Textures, goûts et contradictions : quand tradition rime avec innovation

D’un côté, le talent du terroir conserve son authenticité. Les producteurs du bassin d’Arcachon défendent l’huître creuse triploïde depuis 2011 pour limiter la mortalité estivale. De l’autre, la jeunesse culinaire explore les procédés scandinaves de fumaison à froid. Résultat ? Un saumon d’estuaire fumé au bois de barrique, servi chez Lund Sthlm, séduit la critique (Gault & Millau, édition 2024).

Qu’est-ce que la lamproie à la bordelaise ?

La lamproie est un poisson sans mâchoire pêché en hiver dans la Garonne. Traditionnellement, on la saigne, on filtre son sang puis on le cuit avec poireau, ail, jambon de Bayonne et vin rouge de Bordeaux. La sauce, épaissie au sang, nappe les tronçons ronds. Plat riche, il célèbre le mariage terre-mer et se déguste lors de la Fête de la Lamproie à Sainte-Terre, chaque avril depuis 1990.

Pourquoi le canelé reste-t-il la star des bouchées sucrées de Bordeaux ?
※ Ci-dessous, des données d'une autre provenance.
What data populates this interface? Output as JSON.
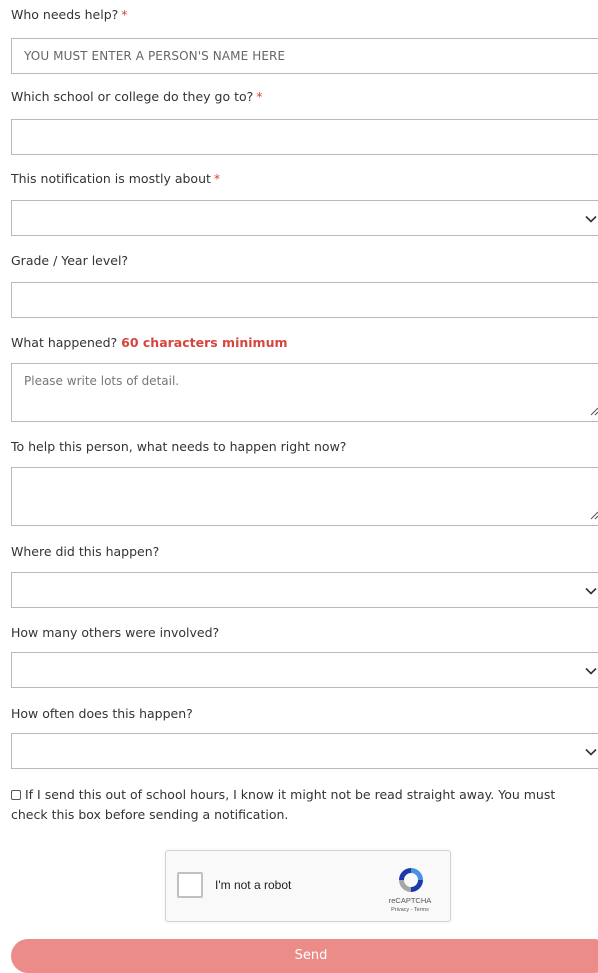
{
  "required_marker": "*",
  "fields": {
    "who": {
      "label": "Who needs help?",
      "placeholder": "YOU MUST ENTER A PERSON'S NAME HERE"
    },
    "school": {
      "label": "Which school or college do they go to?"
    },
    "notification": {
      "label": "This notification is mostly about"
    },
    "grade": {
      "label": "Grade / Year level?"
    },
    "what": {
      "label": "What happened?",
      "note": "60 characters minimum",
      "placeholder": "Please write lots of detail."
    },
    "help_now": {
      "label": "To help this person, what needs to happen right now?"
    },
    "where": {
      "label": "Where did this happen?"
    },
    "others": {
      "label": "How many others were involved?"
    },
    "often": {
      "label": "How often does this happen?"
    }
  },
  "consent": {
    "text": "If I send this out of school hours, I know it might not be read straight away. You must check this box before sending a notification."
  },
  "recaptcha": {
    "label": "I'm not a robot",
    "brand": "reCAPTCHA",
    "terms": "Privacy - Terms"
  },
  "send_label": "Send",
  "colors": {
    "required": "#d6453d",
    "send_button": "#ec8c88",
    "border": "#b9b9b9"
  },
  "icons": {
    "select": "chevron-down-icon",
    "textarea": "resize-grip-icon",
    "recaptcha": "recaptcha-logo-icon"
  }
}
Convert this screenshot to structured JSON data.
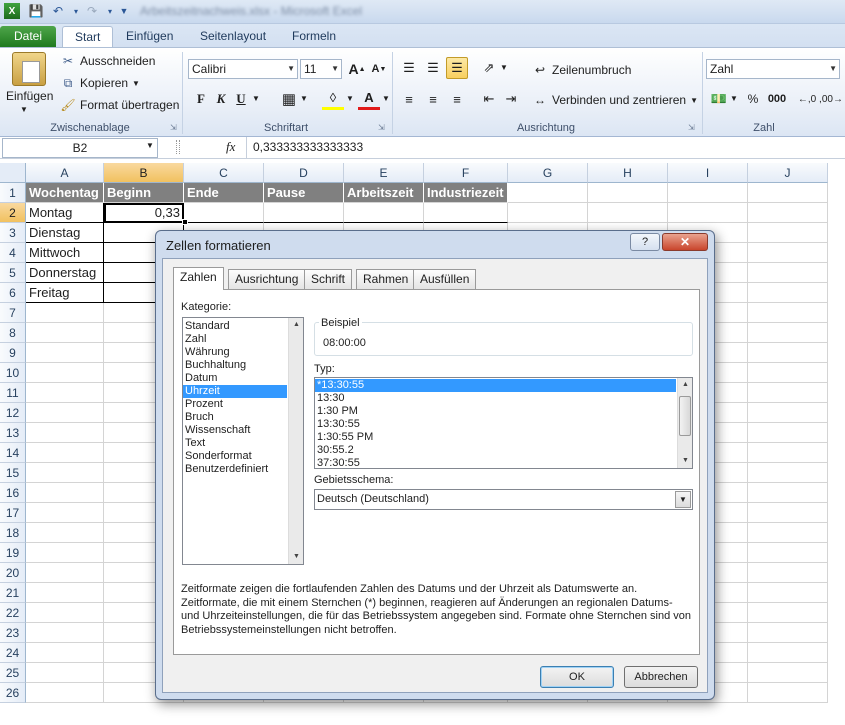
{
  "window": {
    "title": "Arbeitszeitnachweis.xlsx - Microsoft Excel"
  },
  "ribbon": {
    "tabs": [
      "Datei",
      "Start",
      "Einfügen",
      "Seitenlayout",
      "Formeln"
    ],
    "clipboard": {
      "paste": "Einfügen",
      "cut": "Ausschneiden",
      "copy": "Kopieren",
      "format_painter": "Format übertragen",
      "label": "Zwischenablage"
    },
    "font": {
      "name": "Calibri",
      "size": "11",
      "bold": "F",
      "italic": "K",
      "underline": "U",
      "label": "Schriftart",
      "grow": "A",
      "shrink": "A",
      "color": "A"
    },
    "alignment": {
      "wrap": "Zeilenumbruch",
      "merge": "Verbinden und zentrieren",
      "label": "Ausrichtung"
    },
    "number": {
      "format": "Zahl",
      "label": "Zahl",
      "percent": "%",
      "thousands": "000"
    }
  },
  "formula_bar": {
    "name_box": "B2",
    "fx": "fx",
    "value": "0,333333333333333"
  },
  "sheet": {
    "columns": [
      "A",
      "B",
      "C",
      "D",
      "E",
      "F",
      "G",
      "H",
      "I",
      "J"
    ],
    "rows": [
      "1",
      "2",
      "3",
      "4",
      "5",
      "6",
      "7",
      "8",
      "9",
      "10",
      "11",
      "12",
      "13",
      "14",
      "15",
      "16",
      "17",
      "18",
      "19",
      "20",
      "21",
      "22",
      "23",
      "24",
      "25",
      "26"
    ],
    "header_row": [
      "Wochentag",
      "Beginn",
      "Ende",
      "Pause",
      "Arbeitszeit",
      "Industriezeit"
    ],
    "data": [
      [
        "Montag",
        "0,33"
      ],
      [
        "Dienstag"
      ],
      [
        "Mittwoch"
      ],
      [
        "Donnerstag"
      ],
      [
        "Freitag"
      ]
    ]
  },
  "dialog": {
    "title": "Zellen formatieren",
    "help": "?",
    "close": "✕",
    "tabs": [
      "Zahlen",
      "Ausrichtung",
      "Schrift",
      "Rahmen",
      "Ausfüllen"
    ],
    "category_label": "Kategorie:",
    "categories": [
      "Standard",
      "Zahl",
      "Währung",
      "Buchhaltung",
      "Datum",
      "Uhrzeit",
      "Prozent",
      "Bruch",
      "Wissenschaft",
      "Text",
      "Sonderformat",
      "Benutzerdefiniert"
    ],
    "selected_category": "Uhrzeit",
    "sample_label": "Beispiel",
    "sample_value": "08:00:00",
    "type_label": "Typ:",
    "types": [
      "*13:30:55",
      "13:30",
      "1:30 PM",
      "13:30:55",
      "1:30:55 PM",
      "30:55.2",
      "37:30:55"
    ],
    "locale_label": "Gebietsschema:",
    "locale_value": "Deutsch (Deutschland)",
    "description": "Zeitformate zeigen die fortlaufenden Zahlen des Datums und der Uhrzeit als Datumswerte an. Zeitformate, die mit einem Sternchen (*) beginnen, reagieren auf Änderungen an regionalen Datums- und Uhrzeiteinstellungen, die für das Betriebssystem angegeben sind. Formate ohne Sternchen sind von Betriebssystemeinstellungen nicht betroffen.",
    "ok": "OK",
    "cancel": "Abbrechen"
  }
}
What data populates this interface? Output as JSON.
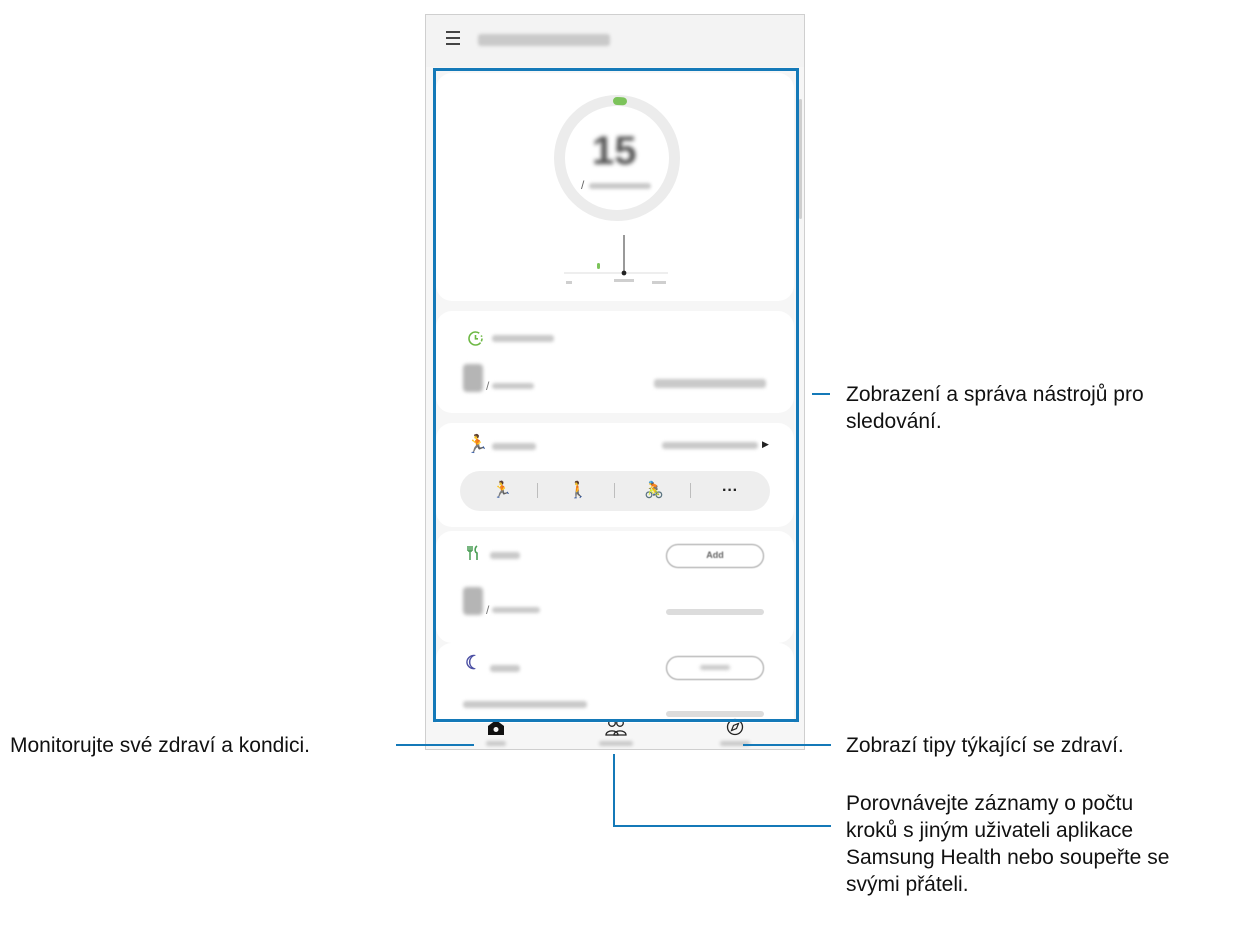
{
  "colors": {
    "accent_frame": "#1479b8",
    "leader_lines": "#1479b8",
    "steps_green": "#7cc35a",
    "exercise_green": "#5ab15a",
    "food_green": "#4a9e55",
    "sleep_indigo": "#4b4fa3"
  },
  "app_bar": {
    "menu_icon": "hamburger-menu-icon",
    "title": ""
  },
  "steps_card": {
    "value": "15",
    "separator": "/",
    "goal": ""
  },
  "active_time_card": {
    "icon": "timer-icon",
    "title": "",
    "value": "",
    "separator": "/"
  },
  "exercise_card": {
    "icon": "running-icon",
    "title": "",
    "link": "",
    "activities": [
      {
        "icon": "running-icon",
        "glyph": "🏃"
      },
      {
        "icon": "walking-icon",
        "glyph": "🚶"
      },
      {
        "icon": "cycling-icon",
        "glyph": "🚴"
      },
      {
        "icon": "more-icon",
        "glyph": "···"
      }
    ]
  },
  "food_card": {
    "icon": "fork-knife-icon",
    "title": "",
    "add_button": "Add",
    "separator": "/"
  },
  "sleep_card": {
    "icon": "moon-icon",
    "title": "",
    "button": "",
    "prompt": ""
  },
  "bottom_nav": [
    {
      "icon": "home-icon",
      "label": ""
    },
    {
      "icon": "people-icon",
      "label": ""
    },
    {
      "icon": "compass-icon",
      "label": ""
    }
  ],
  "callouts": {
    "trackers": "Zobrazení a správa nástrojů pro\nsledování.",
    "home": "Monitorujte své zdraví a kondici.",
    "discover": "Zobrazí tipy týkající se zdraví.",
    "together": "Porovnávejte záznamy o počtu\nkroků s jiným uživateli aplikace\nSamsung Health nebo soupeřte se\nsvými přáteli."
  }
}
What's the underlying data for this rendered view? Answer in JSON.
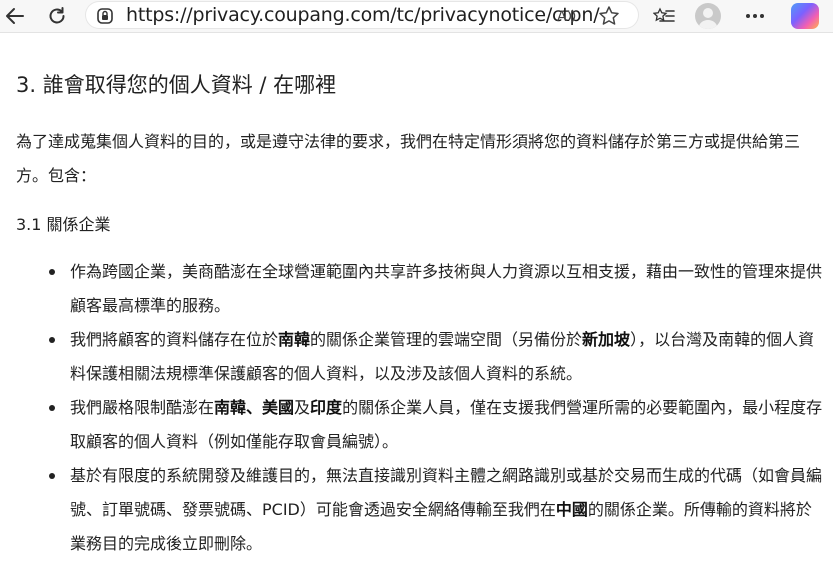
{
  "browser": {
    "url": "https://privacy.coupang.com/tc/privacynotice/ctpn/",
    "icons": [
      "back-arrow-icon",
      "refresh-icon",
      "lock-icon",
      "read-aloud-icon",
      "favorite-star-icon",
      "favorites-list-icon",
      "profile-avatar",
      "more-icon",
      "copilot-icon"
    ]
  },
  "section": {
    "title": "3. 誰會取得您的個人資料 / 在哪裡",
    "intro": "為了達成蒐集個人資料的目的，或是遵守法律的要求，我們在特定情形須將您的資料儲存於第三方或提供給第三方。包含：",
    "subsection_title": "3.1 關係企業",
    "items": [
      {
        "parts": [
          {
            "t": "作為跨國企業，美商酷澎在全球營運範圍內共享許多技術與人力資源以互相支援，藉由一致性的管理來提供顧客最高標準的服務。",
            "b": false
          }
        ]
      },
      {
        "parts": [
          {
            "t": "我們將顧客的資料儲存在位於",
            "b": false
          },
          {
            "t": "南韓",
            "b": true
          },
          {
            "t": "的關係企業管理的雲端空間（另備份於",
            "b": false
          },
          {
            "t": "新加坡",
            "b": true
          },
          {
            "t": "），以台灣及南韓的個人資料保護相關法規標準保護顧客的個人資料，以及涉及該個人資料的系統。",
            "b": false
          }
        ]
      },
      {
        "parts": [
          {
            "t": "我們嚴格限制酷澎在",
            "b": false
          },
          {
            "t": "南韓、美國",
            "b": true
          },
          {
            "t": "及",
            "b": false
          },
          {
            "t": "印度",
            "b": true
          },
          {
            "t": "的關係企業人員，僅在支援我們營運所需的必要範圍內，最小程度存取顧客的個人資料（例如僅能存取會員編號）。",
            "b": false
          }
        ]
      },
      {
        "parts": [
          {
            "t": "基於有限度的系統開發及維護目的，無法直接識別資料主體之網路識別或基於交易而生成的代碼（如會員編號、訂單號碼、發票號碼、PCID）可能會透過安全網絡傳輸至我們在",
            "b": false
          },
          {
            "t": "中國",
            "b": true
          },
          {
            "t": "的關係企業。所傳輸的資料將於業務目的完成後立即刪除。",
            "b": false
          }
        ]
      }
    ]
  }
}
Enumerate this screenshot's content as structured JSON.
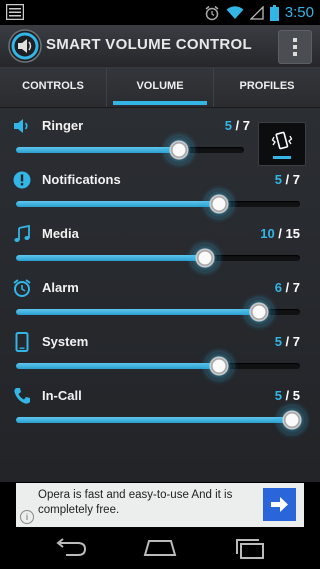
{
  "status_bar": {
    "time": "3:50",
    "icons": [
      "notification-menu-icon",
      "alarm-icon",
      "wifi-icon",
      "signal-icon",
      "battery-icon"
    ]
  },
  "app": {
    "title": "SMART VOLUME CONTROL",
    "overflow_icon": "overflow-menu-icon"
  },
  "tabs": [
    {
      "label": "CONTROLS",
      "active": false
    },
    {
      "label": "VOLUME",
      "active": true
    },
    {
      "label": "PROFILES",
      "active": false
    }
  ],
  "volumes": [
    {
      "label": "Ringer",
      "current": "5",
      "max": "7",
      "level": 0.7143,
      "icon": "speaker-icon"
    },
    {
      "label": "Notifications",
      "current": "5",
      "max": "7",
      "level": 0.7143,
      "icon": "exclamation-icon"
    },
    {
      "label": "Media",
      "current": "10",
      "max": "15",
      "level": 0.6667,
      "icon": "music-note-icon"
    },
    {
      "label": "Alarm",
      "current": "6",
      "max": "7",
      "level": 0.8571,
      "icon": "alarm-clock-icon"
    },
    {
      "label": "System",
      "current": "5",
      "max": "7",
      "level": 0.7143,
      "icon": "phone-icon"
    },
    {
      "label": "In-Call",
      "current": "5",
      "max": "5",
      "level": 1.0,
      "icon": "handset-icon"
    }
  ],
  "ringer_mode": {
    "icon": "vibrate-icon"
  },
  "ad": {
    "text": "Opera is fast and easy-to-use And it is completely free.",
    "info_label": "i",
    "cta_icon": "arrow-right-icon"
  },
  "nav": [
    "back-icon",
    "home-icon",
    "recents-icon"
  ],
  "colors": {
    "accent": "#33b5e5",
    "background": "#222428",
    "ad_button": "#2a66d9"
  }
}
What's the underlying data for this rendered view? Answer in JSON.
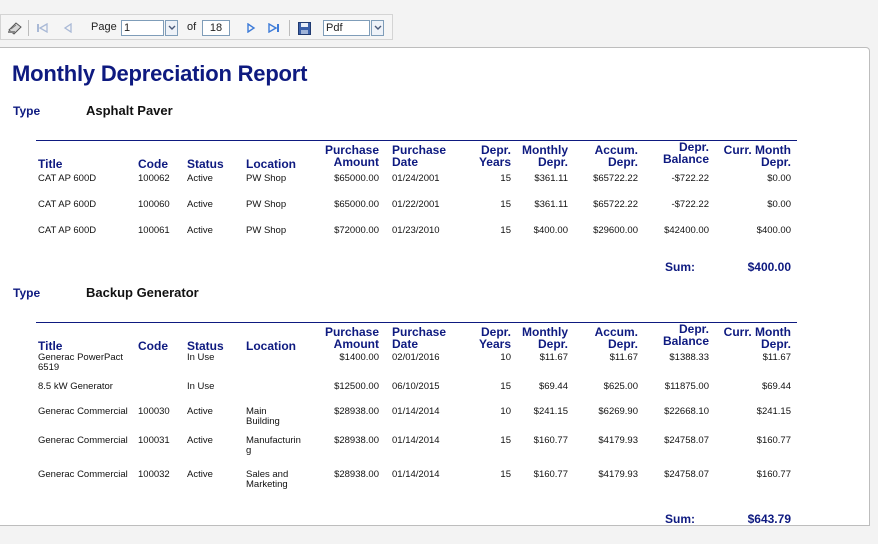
{
  "toolbar": {
    "page_label": "Page",
    "page_value": "1",
    "of_label": "of",
    "total_pages": "18",
    "format_value": "Pdf",
    "icons": [
      "print-icon",
      "first-page-icon",
      "prev-page-icon",
      "next-page-icon",
      "last-page-icon",
      "save-icon"
    ]
  },
  "report": {
    "title": "Monthly Depreciation Report",
    "type_label": "Type",
    "columns": {
      "title": "Title",
      "code": "Code",
      "status": "Status",
      "location": "Location",
      "purchase_amount": [
        "Purchase",
        "Amount"
      ],
      "purchase_date": [
        "Purchase",
        "Date"
      ],
      "depr_years": [
        "Depr.",
        "Years"
      ],
      "monthly_depr": [
        "Monthly",
        "Depr."
      ],
      "accum_depr": [
        "Accum.",
        "Depr."
      ],
      "depr_balance": [
        "Depr.",
        "Balance"
      ],
      "curr_month_depr": [
        "Curr. Month",
        "Depr."
      ]
    },
    "sum_label": "Sum:",
    "groups": [
      {
        "type": "Asphalt Paver",
        "sum": "$400.00",
        "rows": [
          {
            "title": [
              "CAT AP 600D"
            ],
            "code": "100062",
            "status": "Active",
            "location": [
              "PW Shop"
            ],
            "amount": "$65000.00",
            "date": "01/24/2001",
            "years": "15",
            "monthly": "$361.11",
            "accum": "$65722.22",
            "balance": "-$722.22",
            "curr": "$0.00"
          },
          {
            "title": [
              "CAT AP 600D"
            ],
            "code": "100060",
            "status": "Active",
            "location": [
              "PW Shop"
            ],
            "amount": "$65000.00",
            "date": "01/22/2001",
            "years": "15",
            "monthly": "$361.11",
            "accum": "$65722.22",
            "balance": "-$722.22",
            "curr": "$0.00"
          },
          {
            "title": [
              "CAT AP 600D"
            ],
            "code": "100061",
            "status": "Active",
            "location": [
              "PW Shop"
            ],
            "amount": "$72000.00",
            "date": "01/23/2010",
            "years": "15",
            "monthly": "$400.00",
            "accum": "$29600.00",
            "balance": "$42400.00",
            "curr": "$400.00"
          }
        ]
      },
      {
        "type": "Backup Generator",
        "sum": "$643.79",
        "rows": [
          {
            "title": [
              "Generac PowerPact",
              "6519"
            ],
            "code": "",
            "status": "In Use",
            "location": [
              ""
            ],
            "amount": "$1400.00",
            "date": "02/01/2016",
            "years": "10",
            "monthly": "$11.67",
            "accum": "$11.67",
            "balance": "$1388.33",
            "curr": "$11.67"
          },
          {
            "title": [
              "8.5 kW Generator"
            ],
            "code": "",
            "status": "In Use",
            "location": [
              ""
            ],
            "amount": "$12500.00",
            "date": "06/10/2015",
            "years": "15",
            "monthly": "$69.44",
            "accum": "$625.00",
            "balance": "$11875.00",
            "curr": "$69.44"
          },
          {
            "title": [
              "Generac Commercial"
            ],
            "code": "100030",
            "status": "Active",
            "location": [
              "Main",
              "Building"
            ],
            "amount": "$28938.00",
            "date": "01/14/2014",
            "years": "10",
            "monthly": "$241.15",
            "accum": "$6269.90",
            "balance": "$22668.10",
            "curr": "$241.15"
          },
          {
            "title": [
              "Generac Commercial"
            ],
            "code": "100031",
            "status": "Active",
            "location": [
              "Manufacturin",
              "g"
            ],
            "amount": "$28938.00",
            "date": "01/14/2014",
            "years": "15",
            "monthly": "$160.77",
            "accum": "$4179.93",
            "balance": "$24758.07",
            "curr": "$160.77"
          },
          {
            "title": [
              "Generac Commercial"
            ],
            "code": "100032",
            "status": "Active",
            "location": [
              "Sales and",
              "Marketing"
            ],
            "amount": "$28938.00",
            "date": "01/14/2014",
            "years": "15",
            "monthly": "$160.77",
            "accum": "$4179.93",
            "balance": "$24758.07",
            "curr": "$160.77"
          }
        ]
      }
    ]
  }
}
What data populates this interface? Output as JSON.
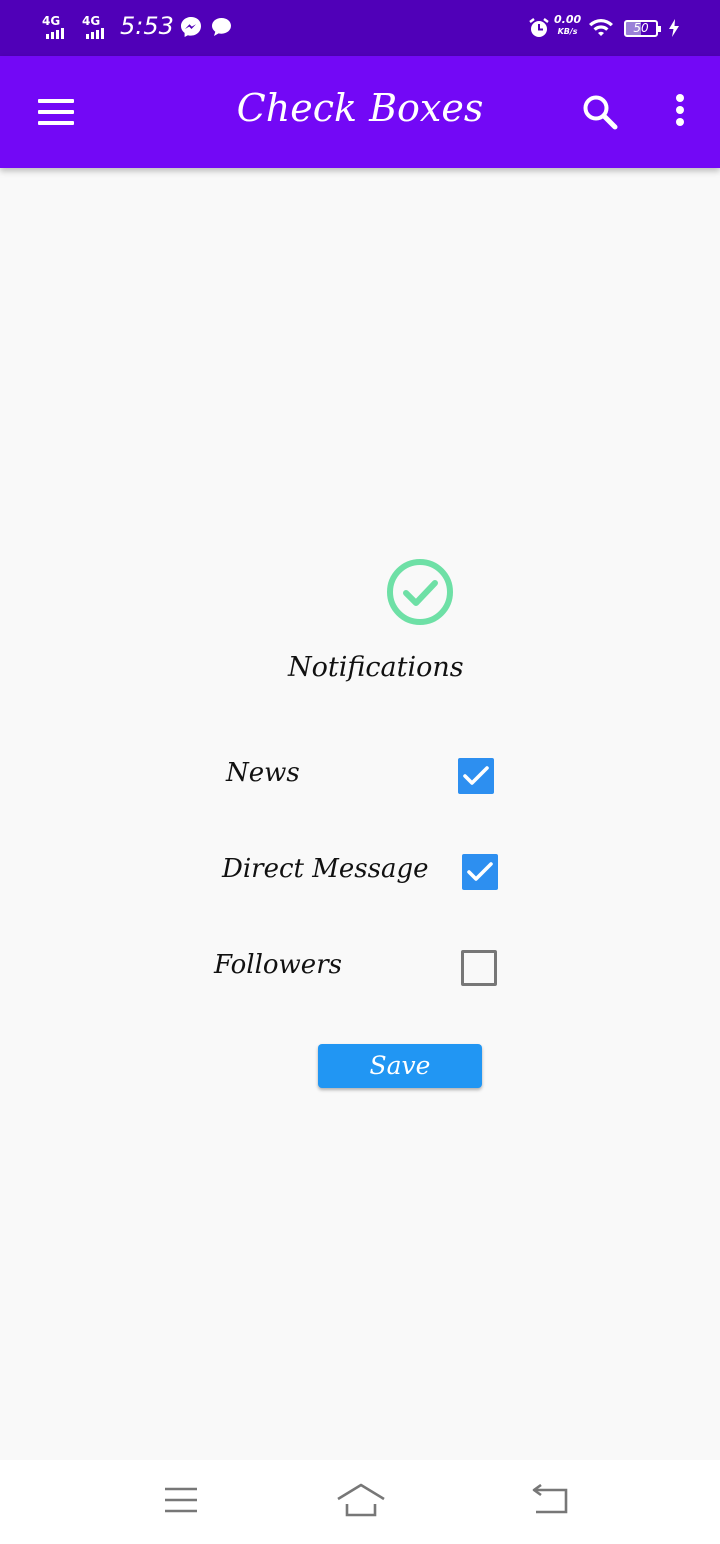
{
  "status_bar": {
    "sim1_label": "4G",
    "sim2_label": "4G",
    "time": "5:53",
    "data_speed_value": "0.00",
    "data_speed_unit": "KB/s",
    "battery_level": "50",
    "icons": [
      "signal-icon",
      "messenger-icon",
      "chat-bubble-icon",
      "alarm-icon",
      "wifi-icon",
      "battery-icon",
      "charging-icon"
    ]
  },
  "app_bar": {
    "title": "Check Boxes",
    "color": "#7308f6",
    "icons": [
      "menu-icon",
      "search-icon",
      "more-vert-icon"
    ]
  },
  "main": {
    "heading_icon": "check-circle-icon",
    "heading_icon_color": "#6ee0a6",
    "heading": "Notifications",
    "options": [
      {
        "label": "News",
        "checked": true
      },
      {
        "label": "Direct Message",
        "checked": true
      },
      {
        "label": "Followers",
        "checked": false
      }
    ],
    "checkbox_color": "#2d8ff0",
    "save_label": "Save",
    "save_color": "#2196f3"
  },
  "nav_bar": {
    "icons": [
      "recents-icon",
      "home-icon",
      "back-icon"
    ]
  }
}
Parce qu’il concentre trois atouts :

  1. Ingrédients simples (œuf, lait, rhum, vanille).
  2. Contraste croûte caramélisée – cœur fondant.
  3. Format nomade idéal pour le tourisme urbain.
    En outre, la Confiserie Baillardran a exporté l’icône dans 11 pays. En 2023, 53 % des ventes se réalisent hors Nouvelle-Aquitaine, preuve de l’attractivité mondiale.

Ce que j’observe au quotidien

Au Marché des Capucins, je croise à 7 h du matin les mêmes figures : Carmen, maraîchère à Pujols, qui écoule ses tomates anciennes en 30 minutes, et Moussa le poissonnier, dont les seiches partent avant 9 h. Cette routine prouve que la matière première reste la clé, malgré les QR codes et les néons design. J’ai goûté récemment un tostada d’alose confite chez Points Communs ; la salsa bordelaise mêlait piment d’Espelette et verjus, clin d’œil médiéval oublié. Ce mélange héritage-innovation m’enthousiasme : les chefs n’ont plus peur de dialoguer avec l’histoire.

Sur place, plusieurs acteurs plaident pour un meilleur maillage entre vignerons et cuisiniers. La startup Swine & Dine organise depuis mai 2024 des dîners vignerons « zéro kilomètre » sur des péniches électro-solaires, thématique que notre rubrique œnotourisme suit déjà.


La scène culinaire bordelaise vibre, évolue, se questionne. Demain, la saisonnalité stricte, la culture des algues en Gironde et la blockchain de traçabilité pourraient encore rebattre les cartes. Je vous invite à humer ces arômes de changement et à garder l’œil ouvert : la gastronomie de Bordeaux n’a pas fini de surprendre.